You take a sudden turn in a road, the scenery shifts, open fields yield to dark woods. A stone bridge spans a gurgling rushing stream below. Beyond, high hills frown down as you shift up, placing toe hard on the hammer. You have never been here before and will never return, so enjoy the moment. You cross that bridge, the road narrows amidst twists and turns, you change down twice, giving it full gas until you crown that first rise. The scenery shifts again awarding wide panoramas. You ease back on the throttle, ahead looms another hill, at its summit stands a ring of stones. Dark sentinels watching from afar. Intrigued, you pull over, kill the engine, put your jacket on and take a short energetic hike. There is no one around. The wind cries hollow in your left ear, whilst close by a crow watches you in careful silence. All else still. You crest that craggy hill until the stones surround you like eager conspirators. The wind fades and falls away and the watching bird takes to silent wing. Then you feel it: only then. Earth Magic.
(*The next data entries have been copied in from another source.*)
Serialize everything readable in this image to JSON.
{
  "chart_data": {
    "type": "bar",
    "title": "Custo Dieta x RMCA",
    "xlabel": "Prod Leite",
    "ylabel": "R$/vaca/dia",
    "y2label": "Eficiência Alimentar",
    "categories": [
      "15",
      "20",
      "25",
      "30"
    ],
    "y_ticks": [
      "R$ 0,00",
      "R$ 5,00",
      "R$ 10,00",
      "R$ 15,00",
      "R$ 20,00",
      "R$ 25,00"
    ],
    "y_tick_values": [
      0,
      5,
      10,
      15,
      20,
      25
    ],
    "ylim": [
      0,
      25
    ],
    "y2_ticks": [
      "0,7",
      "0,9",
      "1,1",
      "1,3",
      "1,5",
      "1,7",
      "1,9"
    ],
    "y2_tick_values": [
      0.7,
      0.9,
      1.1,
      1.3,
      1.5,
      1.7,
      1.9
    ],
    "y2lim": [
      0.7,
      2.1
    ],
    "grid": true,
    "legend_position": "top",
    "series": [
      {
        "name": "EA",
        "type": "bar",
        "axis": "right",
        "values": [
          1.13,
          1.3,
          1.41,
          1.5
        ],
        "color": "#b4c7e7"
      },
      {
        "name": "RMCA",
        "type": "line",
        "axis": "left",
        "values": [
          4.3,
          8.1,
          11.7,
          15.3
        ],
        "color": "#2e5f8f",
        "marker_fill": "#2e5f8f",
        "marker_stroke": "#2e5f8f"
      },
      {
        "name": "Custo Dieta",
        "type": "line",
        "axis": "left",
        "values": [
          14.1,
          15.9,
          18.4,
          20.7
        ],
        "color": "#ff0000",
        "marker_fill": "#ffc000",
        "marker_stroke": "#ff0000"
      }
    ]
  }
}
During my trucker days this would happen now and then. I’d be somewhere new, far away from the bustle and mayhem, taking a ‘short cut’ across random countryside. It was so boring using the same roads all the time, and my rebellious nature always ensured I take a scenic route at least once a week, to break the monotony of freeways and traffic. During one of these soul driven diversions I happened upon Avebury Stone Circle in Wiltshire. Close by is Salisbury Plain and on it Stonehenge. A sight most folk would recognise in an instant. But not Avebury, most people I know have never heard of it. I’ve been to Stonehenge, it’s okay, but I felt no magic there. Maybe it was the A 303 passing close by, or the echo of so many noisy tourist’s feet crushing those ancient stones’vibrations. Avebury is different. There is a real magic there. It’s far bigger than that better known henge and has no lintel stones. But unlike its famous sister, Avebury oozes earth magic.
That first evening I drove through the ring, eyes agog, (yes it’s that big the road divides it and the little hamlet Avebury sits cosy within, the Red Lion pub in its midst.) I found a place to turn the 60ft Volvo monster with its 40ton sheet steel cargo about, and then drove back through again. I found a pull in, the pub close by. Took to wandering the stones. It was February 1991, a Tuesday – cold and bright, a light dusting of snow coated the hedges, the brave green stubs of future daffodils just spearing through. I don’t recall the date but I should. For on this day that badass, Corin an Fol came into my life.
After a couple of pints I took to strolling the stones once more. Again no one around as the moon spilled pale from winter cloud above. I cannot explain how I felt on that night but those stones spoke to me. They shouted at me through their heavy silence. I felt an inner peace and could sense the world turning at my feet. Everything felt as it should. I stood there for a time then went back for another pint, before returning to the truck and my smelly ghastly night heater, and a lukewarm can of beans. Once there I jammed in a tape of Mike Oldfield’s Hergist Ridge and let my imagination do the rest.
So that’s how it happened – for me anyway. A winter walk through stones beneath a wandering moon. A few beers and some prog rock. From it came my first character and eventually his world – Ansu.
My point being a writer needs to travel off the beaten track. I’m fortunate in having seen many places, each one fuelling my restless imagination. Many folk stick together whilst traveling. Noisy herds wielding expensive cameras whilst clad in bad clothes. You know the type. That’s fine, but all that nattering and stomping about obliterates atmosphere. What’s the point of visiting somewhere special if you’re going to spend the entire time there gobbing off to each other about how exited you are to be there? Nukking futs. ‘Oh, isn’t our guide gorgeous, Mildred!’ And ‘Is there an Arby’s near here, Dennis?
Example. When I was at Yulara (Ayers Rock NT) there were hoards of tourists chomping their teeth and clicking their kodaks, (it was a while back) I felt no atmosphere there. But only 30 clicks down the dirt road stand the Olgas. We took a battered station wagon out there, popped a tire. But, man, it was worth it. The Olgas scream potent silence. The earth magic is strong there. The Dreaming they call it. Just half hour spent steeping beneath those ancient rocks inspired the desert scenes I’ve finally finished in the forthcoming release: The Lost Prince.
These wonderful places inspire us. But it’s more than that. They free the mind, reminding us that we are tiny cogs in an engine far larger than we can comprehend. Code name Mindy and I recently visited Utah where we were astounded by the weird and wonderful columns and arches surrounding the Colorado River. Years earlier I’d taken to hiking in Alaska. Gazing down at Ketchikan harbour from the snow capped mountain above was something I shall never forget. Steering the Brigantine Zebu through midnight water, with nought but Tasman Sea and Southern Cross for company – another treasured memory.
Life is busy and short. People need space and writers need solace. If you cannot find it take a long drive somewhere new. Cross that stone bridge, take to the hills and embrace the earth magic awaiting in their midst. J.W.W.